At a recent condominium auction he hosted, Shepner says that not many bidders showed up, and the unit went for $50,000 less than he thought it would. He says many sellers are reluctant to discount prices that far, because they've borrowed heavily against their homes while prices were going up.

"If you're looking for the next foreclosure, follow the Hummer," Shepner says. "A lot of these Hummers were paid for out of equity lines and refinances — and the Lexuses and the Mercedes. Maybe I'm being too cynical, but we'll see what happens."
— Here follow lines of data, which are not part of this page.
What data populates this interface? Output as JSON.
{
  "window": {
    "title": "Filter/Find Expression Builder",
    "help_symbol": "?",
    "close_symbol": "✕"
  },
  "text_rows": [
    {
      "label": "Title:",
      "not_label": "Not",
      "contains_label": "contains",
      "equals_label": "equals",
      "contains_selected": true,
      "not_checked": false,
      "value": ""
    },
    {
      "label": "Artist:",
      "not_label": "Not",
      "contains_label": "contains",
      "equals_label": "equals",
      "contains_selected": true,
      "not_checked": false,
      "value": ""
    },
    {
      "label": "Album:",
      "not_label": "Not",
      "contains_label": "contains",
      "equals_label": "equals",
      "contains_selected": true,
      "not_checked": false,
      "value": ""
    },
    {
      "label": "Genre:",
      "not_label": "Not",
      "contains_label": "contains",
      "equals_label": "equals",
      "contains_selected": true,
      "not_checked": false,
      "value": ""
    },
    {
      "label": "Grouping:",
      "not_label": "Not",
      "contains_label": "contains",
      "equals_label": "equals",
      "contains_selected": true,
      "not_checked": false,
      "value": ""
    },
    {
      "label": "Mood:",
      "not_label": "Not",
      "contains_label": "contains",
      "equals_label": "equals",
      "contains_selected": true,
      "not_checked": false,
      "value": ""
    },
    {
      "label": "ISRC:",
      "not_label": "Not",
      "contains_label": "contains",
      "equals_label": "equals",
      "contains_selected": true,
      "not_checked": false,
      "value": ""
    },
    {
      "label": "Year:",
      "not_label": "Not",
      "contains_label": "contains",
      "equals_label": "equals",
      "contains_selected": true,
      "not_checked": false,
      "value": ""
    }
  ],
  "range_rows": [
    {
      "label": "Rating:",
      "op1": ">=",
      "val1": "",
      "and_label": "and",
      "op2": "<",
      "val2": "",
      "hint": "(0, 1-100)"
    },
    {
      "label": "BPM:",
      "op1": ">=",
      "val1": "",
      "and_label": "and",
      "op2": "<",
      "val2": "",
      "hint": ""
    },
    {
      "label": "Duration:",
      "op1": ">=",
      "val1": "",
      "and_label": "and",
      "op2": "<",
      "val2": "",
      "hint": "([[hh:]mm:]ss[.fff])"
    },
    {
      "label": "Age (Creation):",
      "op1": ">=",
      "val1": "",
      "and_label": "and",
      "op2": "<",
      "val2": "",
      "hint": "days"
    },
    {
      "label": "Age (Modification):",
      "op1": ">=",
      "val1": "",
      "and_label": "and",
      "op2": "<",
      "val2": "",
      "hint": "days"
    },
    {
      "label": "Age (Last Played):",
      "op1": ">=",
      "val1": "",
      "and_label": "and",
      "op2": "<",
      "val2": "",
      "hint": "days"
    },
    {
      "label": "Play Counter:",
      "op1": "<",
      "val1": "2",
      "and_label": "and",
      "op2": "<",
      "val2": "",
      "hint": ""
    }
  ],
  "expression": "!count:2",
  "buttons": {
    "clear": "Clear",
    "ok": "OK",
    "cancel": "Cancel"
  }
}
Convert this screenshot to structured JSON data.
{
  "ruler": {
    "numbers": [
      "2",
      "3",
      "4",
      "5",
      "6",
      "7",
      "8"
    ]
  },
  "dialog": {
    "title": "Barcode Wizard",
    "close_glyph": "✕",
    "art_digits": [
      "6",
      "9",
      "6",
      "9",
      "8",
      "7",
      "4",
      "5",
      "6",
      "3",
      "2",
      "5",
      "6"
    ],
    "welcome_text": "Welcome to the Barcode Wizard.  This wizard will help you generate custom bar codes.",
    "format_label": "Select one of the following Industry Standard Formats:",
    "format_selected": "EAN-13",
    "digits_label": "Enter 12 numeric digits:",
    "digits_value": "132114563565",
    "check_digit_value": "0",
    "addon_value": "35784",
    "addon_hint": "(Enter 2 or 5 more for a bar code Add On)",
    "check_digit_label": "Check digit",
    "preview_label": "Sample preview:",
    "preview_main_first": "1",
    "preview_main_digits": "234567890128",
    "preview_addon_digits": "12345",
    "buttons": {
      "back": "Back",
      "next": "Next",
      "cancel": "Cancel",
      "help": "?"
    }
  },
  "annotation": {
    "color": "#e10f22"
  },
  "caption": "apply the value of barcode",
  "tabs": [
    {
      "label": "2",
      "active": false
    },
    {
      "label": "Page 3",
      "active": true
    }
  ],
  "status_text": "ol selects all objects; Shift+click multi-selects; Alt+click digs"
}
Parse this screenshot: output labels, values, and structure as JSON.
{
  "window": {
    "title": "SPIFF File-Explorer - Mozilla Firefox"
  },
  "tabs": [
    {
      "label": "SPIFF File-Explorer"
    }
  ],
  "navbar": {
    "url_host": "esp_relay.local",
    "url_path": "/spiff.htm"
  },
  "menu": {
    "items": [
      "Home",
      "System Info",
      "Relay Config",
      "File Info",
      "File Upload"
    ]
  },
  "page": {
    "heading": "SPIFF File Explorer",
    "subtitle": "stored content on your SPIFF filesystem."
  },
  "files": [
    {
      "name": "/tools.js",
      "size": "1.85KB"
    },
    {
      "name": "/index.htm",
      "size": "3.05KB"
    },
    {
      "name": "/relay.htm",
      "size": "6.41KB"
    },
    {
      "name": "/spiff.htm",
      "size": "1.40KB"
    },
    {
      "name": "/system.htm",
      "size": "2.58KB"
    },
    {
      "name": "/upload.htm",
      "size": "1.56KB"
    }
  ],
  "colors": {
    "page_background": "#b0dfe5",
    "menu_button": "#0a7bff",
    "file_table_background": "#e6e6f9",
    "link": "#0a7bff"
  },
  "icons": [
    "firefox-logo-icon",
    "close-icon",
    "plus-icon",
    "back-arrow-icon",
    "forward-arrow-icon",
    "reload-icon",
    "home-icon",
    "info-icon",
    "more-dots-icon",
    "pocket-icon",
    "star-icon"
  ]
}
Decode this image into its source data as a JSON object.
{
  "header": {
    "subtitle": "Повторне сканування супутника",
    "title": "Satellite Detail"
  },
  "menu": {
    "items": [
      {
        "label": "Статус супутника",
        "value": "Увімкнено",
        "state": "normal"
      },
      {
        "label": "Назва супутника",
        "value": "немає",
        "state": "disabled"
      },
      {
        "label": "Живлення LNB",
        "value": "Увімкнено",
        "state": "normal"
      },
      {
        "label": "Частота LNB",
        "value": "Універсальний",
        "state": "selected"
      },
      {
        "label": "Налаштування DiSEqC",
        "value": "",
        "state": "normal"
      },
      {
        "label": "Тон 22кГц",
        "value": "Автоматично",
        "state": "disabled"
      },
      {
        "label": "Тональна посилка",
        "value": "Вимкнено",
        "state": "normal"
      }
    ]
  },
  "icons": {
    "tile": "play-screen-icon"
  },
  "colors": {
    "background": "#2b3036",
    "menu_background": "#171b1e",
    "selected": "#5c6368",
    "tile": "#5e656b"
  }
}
More Loan Than Homeowners Can Handle

Others homeowners never really had any equity to begin with. Aggressive lenders made it possible for many families to buy into the pricey San Diego market with little or no money down and low, introductory interest rates. When the monthly payments increase, some of those families can't afford them. And with home prices now flat or dropping, it's getting harder to sell and walk away.

"Their income maybe was never enough to afford the loans, and their adjustable-rate mortgages are kicking in, and there's going to be some blood flowing in the streets," Shepner says.

The smell of blood already has some would-be sharks circling.

On a recent Tuesday night, a half-dozen aspiring real-estate moguls sat in a classroom at an adult education center. They'd paid $55 apiece to hear from Gene Burns, co-author of the real estate buying guide 52 Homes in 52 Weeks.

The students dutifully scribble in their notebooks, as Burns, who lives in Las Vegas, tells how to scout for distressed homeowners or their lenders, who might be willing to unload houses on the cheap.

In an interview, Burns said the time for buying is almost ripe. More than 2,300 San Diego households defaulted on their mortgages in the last three months. That's the highest number of defaults in more than eight years.

A Long Slump Ahead?

"Right now, I have maps on the wall of the entire coast of San Diego, areas that I want to invest in," Burns says. "And in a market like this, you can negotiate very, very well."

Burns knows what it's like to be on the other end of a down market. He lost his own home in California during the last real-estate downturn, in the early 1990s. He's convinced this market will rebound, just as it did then, and that patient investors will be rewarded.

"That's my saying: don't take advantage of people. Take advantage of the market," Burns says, "and then it will always come back."

Waiting out the downturn could take deep pockets, though. While Burns expects the San Diego market will bottom out next year, other forecasters see a longer slump.

One of Burns' neophyte students asks the question that's keeping many people on the sidelines: "How do we know that, if we buy now, it won't drop even lower?"